Para Marcelo Rebelo de Sousa, as obras de Cruzeiro Seixas, “para citar versos seus, ‘sabem ler nos mapas mais secretos/ e de olhos vendados/ o intensíssimo/ amor dos relâmpagos’”. É esse segredo nunca desvendado, esse amor dos relâmpagos, que devemos a Mestre Cruzeiro Seixas”, diz ainda a nota da Presidência da República.

 Já o chefe do Governo, António Costa, considerou na sua conta oficial na rede Twitter que a obra do “rei Artur” continuará a ser “uma inspiração”. O primeiro-ministro lembra ainda que “Artur do Cruzeiro Seixas deu longa vida ao surrealismo português” e que “os seus desenhos e objectos, nascidos da associação livre de elementos inesperados, continuam hoje tão irreverentes como quando foram criados”.

Por seu lado, o presidente da Assembleia da República manifestou a sua tristeza pela morte do artista, numa mensagem enviada à agência Lusa: “O seu desaparecimento, a semanas de completar 100 anos, constitui uma enorme perda para Portugal e para as artes a nível internacional, ou não fosse o traço inconfundível de Cruzeiro Seixas o traço de um dos últimos surrealistas vivos.”

Ferro Rodrigues chama-lhe o “decano dos artistas portugueses” e “o último dos surrealistas”, movimento que integrou com Mário de Cesariny, Carlos Calvet ou Marcelino Vespeira, “e a que foi fiel, na arte e na vida, até ao último dos seus dias”. Recordou que recebeu o artista em 2018 na Assembleia da República, por ocasião da exposição Arte, Resistência e Cidadania, organizada pela Bienal Internacional de Arte de Cerveira nos 40 anos do certame, considerando-o “sem dúvida um dos artistas que mais marcaram a evolução da arte contemporânea em Portugal”.

Tal como o primeiro-ministro, a ministra da Cultura, Graça Fonseca, também lamentou no Twitter a morte de Cruzeiro Seixas, que considerou “sinónimo do património literário e artístico português dos últimos 80 anos”. A ministra recordou Cruzeiro Seixas como um “decano da arte portuguesa” e “expoente do surrealismo europeu”.

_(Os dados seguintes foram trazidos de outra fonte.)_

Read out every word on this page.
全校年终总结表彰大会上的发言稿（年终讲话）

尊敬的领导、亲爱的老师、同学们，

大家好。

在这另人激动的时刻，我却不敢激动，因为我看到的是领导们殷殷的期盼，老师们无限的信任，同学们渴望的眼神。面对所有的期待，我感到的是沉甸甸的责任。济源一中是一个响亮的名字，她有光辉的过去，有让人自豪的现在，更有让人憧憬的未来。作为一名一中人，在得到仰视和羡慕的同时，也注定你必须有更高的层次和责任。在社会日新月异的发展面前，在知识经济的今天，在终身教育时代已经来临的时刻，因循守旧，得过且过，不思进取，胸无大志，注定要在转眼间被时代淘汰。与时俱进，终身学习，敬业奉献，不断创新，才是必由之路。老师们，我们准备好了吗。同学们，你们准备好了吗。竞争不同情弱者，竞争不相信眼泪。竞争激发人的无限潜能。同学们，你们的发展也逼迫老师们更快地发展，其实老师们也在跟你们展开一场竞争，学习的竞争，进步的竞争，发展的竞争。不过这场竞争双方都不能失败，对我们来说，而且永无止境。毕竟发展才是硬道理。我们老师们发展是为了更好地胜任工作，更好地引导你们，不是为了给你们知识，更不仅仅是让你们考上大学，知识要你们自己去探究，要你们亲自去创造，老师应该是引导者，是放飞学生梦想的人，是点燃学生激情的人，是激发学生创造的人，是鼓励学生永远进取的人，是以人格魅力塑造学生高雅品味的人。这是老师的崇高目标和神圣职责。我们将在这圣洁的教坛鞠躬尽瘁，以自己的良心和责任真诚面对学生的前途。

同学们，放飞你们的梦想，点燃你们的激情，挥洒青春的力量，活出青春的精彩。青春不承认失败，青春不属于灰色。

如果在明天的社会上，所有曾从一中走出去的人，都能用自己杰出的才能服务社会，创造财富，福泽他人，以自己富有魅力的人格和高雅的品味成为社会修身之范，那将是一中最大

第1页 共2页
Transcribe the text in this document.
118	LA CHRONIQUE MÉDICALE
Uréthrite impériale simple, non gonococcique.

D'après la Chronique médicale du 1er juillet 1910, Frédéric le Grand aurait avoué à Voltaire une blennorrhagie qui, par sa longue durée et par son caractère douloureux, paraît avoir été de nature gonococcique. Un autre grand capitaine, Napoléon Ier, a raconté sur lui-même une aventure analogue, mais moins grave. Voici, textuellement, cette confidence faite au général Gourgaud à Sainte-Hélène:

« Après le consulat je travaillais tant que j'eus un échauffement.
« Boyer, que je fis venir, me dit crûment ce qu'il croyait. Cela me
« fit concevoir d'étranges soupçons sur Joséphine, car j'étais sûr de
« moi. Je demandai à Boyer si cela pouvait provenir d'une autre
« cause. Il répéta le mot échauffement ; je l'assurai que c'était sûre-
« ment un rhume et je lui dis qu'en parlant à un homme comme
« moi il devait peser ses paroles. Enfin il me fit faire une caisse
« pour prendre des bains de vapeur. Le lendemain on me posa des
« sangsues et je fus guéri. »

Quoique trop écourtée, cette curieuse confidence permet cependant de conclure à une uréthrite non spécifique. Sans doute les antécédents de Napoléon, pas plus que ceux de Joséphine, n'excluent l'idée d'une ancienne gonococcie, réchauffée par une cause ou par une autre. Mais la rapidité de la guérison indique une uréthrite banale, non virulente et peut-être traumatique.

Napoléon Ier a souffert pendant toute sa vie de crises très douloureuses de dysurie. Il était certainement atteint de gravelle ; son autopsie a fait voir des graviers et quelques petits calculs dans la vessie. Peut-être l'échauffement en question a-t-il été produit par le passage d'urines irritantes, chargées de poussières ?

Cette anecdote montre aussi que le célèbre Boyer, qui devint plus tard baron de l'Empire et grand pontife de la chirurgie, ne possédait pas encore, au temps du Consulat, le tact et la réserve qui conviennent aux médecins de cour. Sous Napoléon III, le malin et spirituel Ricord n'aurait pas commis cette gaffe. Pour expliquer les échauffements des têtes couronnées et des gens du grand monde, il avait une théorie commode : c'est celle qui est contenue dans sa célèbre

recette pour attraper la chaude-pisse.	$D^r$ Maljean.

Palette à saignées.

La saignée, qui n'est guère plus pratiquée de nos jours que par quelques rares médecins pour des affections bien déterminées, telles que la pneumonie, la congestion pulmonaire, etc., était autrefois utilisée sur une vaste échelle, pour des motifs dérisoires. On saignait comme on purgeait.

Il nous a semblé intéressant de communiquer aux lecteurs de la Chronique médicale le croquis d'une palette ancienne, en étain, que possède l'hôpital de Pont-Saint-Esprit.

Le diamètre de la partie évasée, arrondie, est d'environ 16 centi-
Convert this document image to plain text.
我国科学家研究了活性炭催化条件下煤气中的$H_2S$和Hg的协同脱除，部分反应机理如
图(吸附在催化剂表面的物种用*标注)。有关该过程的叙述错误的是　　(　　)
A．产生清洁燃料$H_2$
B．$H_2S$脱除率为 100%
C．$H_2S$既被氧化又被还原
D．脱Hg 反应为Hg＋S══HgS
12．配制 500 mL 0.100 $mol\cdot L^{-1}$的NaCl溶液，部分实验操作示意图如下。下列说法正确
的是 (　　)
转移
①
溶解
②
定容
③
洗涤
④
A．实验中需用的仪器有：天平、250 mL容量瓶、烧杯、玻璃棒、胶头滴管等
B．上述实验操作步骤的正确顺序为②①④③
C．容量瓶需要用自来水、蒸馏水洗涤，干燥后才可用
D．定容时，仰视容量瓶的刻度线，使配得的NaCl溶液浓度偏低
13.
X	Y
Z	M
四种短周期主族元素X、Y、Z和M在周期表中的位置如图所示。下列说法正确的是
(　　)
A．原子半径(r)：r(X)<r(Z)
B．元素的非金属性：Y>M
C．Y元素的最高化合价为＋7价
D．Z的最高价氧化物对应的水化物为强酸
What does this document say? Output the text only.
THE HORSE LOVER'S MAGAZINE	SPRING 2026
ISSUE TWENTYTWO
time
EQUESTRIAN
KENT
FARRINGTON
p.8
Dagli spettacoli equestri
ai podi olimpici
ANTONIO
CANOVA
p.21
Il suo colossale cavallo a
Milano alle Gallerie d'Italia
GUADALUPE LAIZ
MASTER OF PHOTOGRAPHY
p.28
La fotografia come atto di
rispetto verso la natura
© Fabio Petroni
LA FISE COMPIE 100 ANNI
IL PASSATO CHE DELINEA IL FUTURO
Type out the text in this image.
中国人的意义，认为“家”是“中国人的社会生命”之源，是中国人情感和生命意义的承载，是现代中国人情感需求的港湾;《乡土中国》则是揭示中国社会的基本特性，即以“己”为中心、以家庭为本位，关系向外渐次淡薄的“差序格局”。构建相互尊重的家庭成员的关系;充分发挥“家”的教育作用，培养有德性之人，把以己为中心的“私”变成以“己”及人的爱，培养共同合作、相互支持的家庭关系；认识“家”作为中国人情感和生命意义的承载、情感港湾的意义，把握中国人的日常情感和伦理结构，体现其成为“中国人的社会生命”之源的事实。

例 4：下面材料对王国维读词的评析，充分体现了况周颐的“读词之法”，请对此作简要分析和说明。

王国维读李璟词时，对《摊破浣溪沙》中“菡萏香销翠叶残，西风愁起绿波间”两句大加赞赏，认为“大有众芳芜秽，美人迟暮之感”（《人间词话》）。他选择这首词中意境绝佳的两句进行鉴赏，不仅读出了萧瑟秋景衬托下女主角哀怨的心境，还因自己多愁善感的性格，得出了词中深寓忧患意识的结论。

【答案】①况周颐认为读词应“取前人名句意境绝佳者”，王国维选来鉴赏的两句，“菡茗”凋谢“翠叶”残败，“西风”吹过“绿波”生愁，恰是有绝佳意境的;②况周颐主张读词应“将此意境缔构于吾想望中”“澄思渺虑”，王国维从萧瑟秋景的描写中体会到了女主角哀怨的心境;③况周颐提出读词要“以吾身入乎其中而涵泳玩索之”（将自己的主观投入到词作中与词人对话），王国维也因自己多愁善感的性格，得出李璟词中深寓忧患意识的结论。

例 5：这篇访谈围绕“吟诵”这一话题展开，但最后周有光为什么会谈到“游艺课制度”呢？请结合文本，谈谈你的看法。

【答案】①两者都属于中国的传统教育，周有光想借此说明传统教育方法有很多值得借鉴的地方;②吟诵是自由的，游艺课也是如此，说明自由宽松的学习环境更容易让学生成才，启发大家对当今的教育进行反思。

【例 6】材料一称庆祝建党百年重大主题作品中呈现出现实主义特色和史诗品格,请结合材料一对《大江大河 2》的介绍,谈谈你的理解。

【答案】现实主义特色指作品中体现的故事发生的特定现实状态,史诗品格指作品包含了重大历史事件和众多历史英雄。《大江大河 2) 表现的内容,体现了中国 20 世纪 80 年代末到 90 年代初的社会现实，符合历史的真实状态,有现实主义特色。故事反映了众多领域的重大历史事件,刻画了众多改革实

“A vida e obra do Mestre Cruzeiro Seixas representam um contributo inegável para a cultura portuguesa, com a força criativa, inventiva e sensível que a sua dimensão artística sempre manifestou e que a cultura portuguesa nunca esquecerá”, pode ler-se também numa nota de pesar enviada às redacções. A ministra da Cultura, recorde-se, entregou ao artista a Medalha de Mérito Cultural no passado dia 14 de Outubro.